Imagine if Spinal Tap performed live with Uriah Heep — that’s sort of like what happened 36 years ago when Led Zeppelin’s Jimmy Page and Queen’s Brian May appeared onstage with the parody metal band Bad News before an Iron Maiden concert at the Hammersmith Odeon in London.

The legendary Led Zeppelin guitarist posted a tribute to the fictional rockers of Bad News on his official Instagram account on Wednesday as he recalled the fateful night when all of the stars aligned for him and May to hold a shredding competition with the Bad News frontman Vim Fuego, played by English comedian and television writer Ade Edmondson. 

Against all odds, Fuego won — under decidedly dubious circumstances.

Bad News was the creation of the popular alternative comedy group The Comic Strip for their successful television series The Comic Strip Presents…, which ran for five seasons in the middle of the 1980s.
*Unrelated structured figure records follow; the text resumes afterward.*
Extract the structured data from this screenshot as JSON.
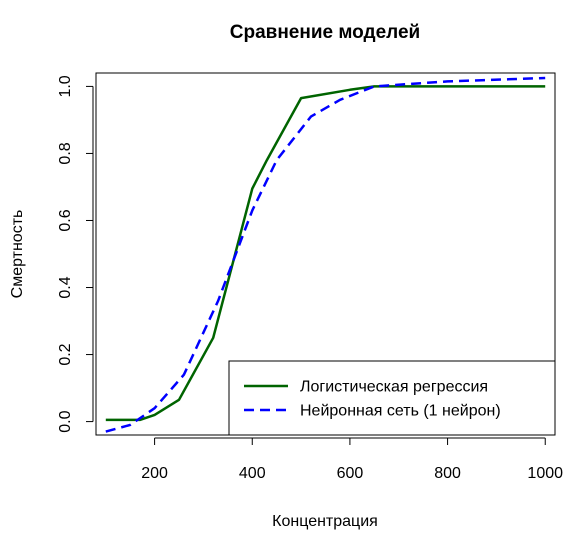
{
  "chart_data": {
    "type": "line",
    "title": "Сравнение моделей",
    "xlabel": "Концентрация",
    "ylabel": "Смертность",
    "xlim": [
      80,
      1020
    ],
    "ylim": [
      -0.04,
      1.04
    ],
    "x_ticks": [
      200,
      400,
      600,
      800,
      1000
    ],
    "x_tick_labels": [
      "200",
      "400",
      "600",
      "800",
      "1000"
    ],
    "y_ticks": [
      0.0,
      0.2,
      0.4,
      0.6,
      0.8,
      1.0
    ],
    "y_tick_labels": [
      "0.0",
      "0.2",
      "0.4",
      "0.6",
      "0.8",
      "1.0"
    ],
    "grid": false,
    "legend_position": "bottom-right",
    "series": [
      {
        "name": "Логистическая регрессия",
        "color": "#006400",
        "line_style": "solid",
        "x": [
          100,
          170,
          200,
          250,
          320,
          400,
          430,
          500,
          600,
          650,
          1000
        ],
        "y": [
          0.005,
          0.005,
          0.02,
          0.065,
          0.25,
          0.695,
          0.78,
          0.965,
          0.99,
          1.0,
          1.0
        ]
      },
      {
        "name": "Нейронная сеть (1 нейрон)",
        "color": "#0000FF",
        "line_style": "dashed",
        "x": [
          100,
          150,
          200,
          260,
          330,
          400,
          450,
          520,
          580,
          650,
          800,
          1000
        ],
        "y": [
          -0.03,
          -0.01,
          0.04,
          0.14,
          0.36,
          0.63,
          0.78,
          0.91,
          0.96,
          1.0,
          1.015,
          1.025
        ]
      }
    ]
  }
}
The creation of the band for television was meant to satirize the fly-on-the-wall music documentaries that were popular at the time with a disastrous, destructive series of mockumentary segments in which an incompetent band was reported on by an equally incompetent crew of documentarians. Worth noting, the original Bad News episode of The Comic Strip Presents… aired a year before the release of This Is Spinal Tap.

The fictional musicians that comprised the ostentatious, ornery hair metal band were all played by members of The Comic Strip, and despite the mythos of the band being fully fictional and the performances being over-the-top parody, the music was unironically successful, prompting The Comic Strip to take their fictional musical talents on tour. 
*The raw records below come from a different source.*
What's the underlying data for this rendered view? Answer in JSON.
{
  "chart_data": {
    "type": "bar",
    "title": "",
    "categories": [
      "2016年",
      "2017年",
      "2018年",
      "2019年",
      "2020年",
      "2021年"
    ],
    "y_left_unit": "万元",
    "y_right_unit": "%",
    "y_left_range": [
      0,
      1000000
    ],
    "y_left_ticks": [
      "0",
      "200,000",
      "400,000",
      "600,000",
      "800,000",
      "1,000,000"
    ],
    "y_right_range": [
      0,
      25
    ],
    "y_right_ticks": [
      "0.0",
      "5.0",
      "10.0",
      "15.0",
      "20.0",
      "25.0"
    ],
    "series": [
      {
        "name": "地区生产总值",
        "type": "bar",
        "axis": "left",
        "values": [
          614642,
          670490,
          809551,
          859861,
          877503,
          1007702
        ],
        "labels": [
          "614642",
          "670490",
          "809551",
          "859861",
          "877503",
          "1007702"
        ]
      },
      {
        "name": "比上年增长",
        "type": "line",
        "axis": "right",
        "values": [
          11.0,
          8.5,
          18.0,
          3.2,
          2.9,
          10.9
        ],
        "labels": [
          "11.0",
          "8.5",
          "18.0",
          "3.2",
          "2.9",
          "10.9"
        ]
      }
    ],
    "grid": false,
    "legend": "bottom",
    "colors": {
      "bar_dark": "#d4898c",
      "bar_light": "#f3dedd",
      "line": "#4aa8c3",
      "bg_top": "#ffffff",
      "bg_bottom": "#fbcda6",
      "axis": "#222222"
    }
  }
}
The showdown between Fuego, Page and May happened while Bad News was opening for Iron Maiden during a series of shows in the U.K., and though Page’s involvement with the group ended after his embarrassing defeat in the shredding showdown, May took a liking to the the group. As such, the Queen guitarist would go on to help them make the breakthrough of their short parody musical careers. In 1987, he produced Bad News’ eponymous debut album, which featured the biggest hit song in the band’s history, an obnoxious thrash-rock cover of “Bohemian Rhapsody” that peaked at number 44 on the U.K. Singles Chart. The single was accompanied by a music video in which the parody band attempts a stumbling, bumbling Queen impression to disastrous results.

May joined Bad News on a U.K. tour in 1987, performing “Bohemian Rhapsody” with the bawdy bunch during encores. The next year, The Comic Strip Presents… put out one final Bad News episode in an hour-long documentary detailing the band’s initial breakup because of “personality conflicts,” their triumphant reunion, the failure of their return single and a disastrous final performance in which the band plays so poorly that a riot ensues and the four fictional rockers are beaten mercilessly by both audience members and police officers. The episode ends with the four severely injured rockers lying in hospital beds, with the rhythm guitarist Dennis speculating that, if Fuego dies, the band could yet be a success.

And to think, the guy who wrote the riff to “Whole Lotta Love” lost a head-to-head battle with these guys. How embarrassing.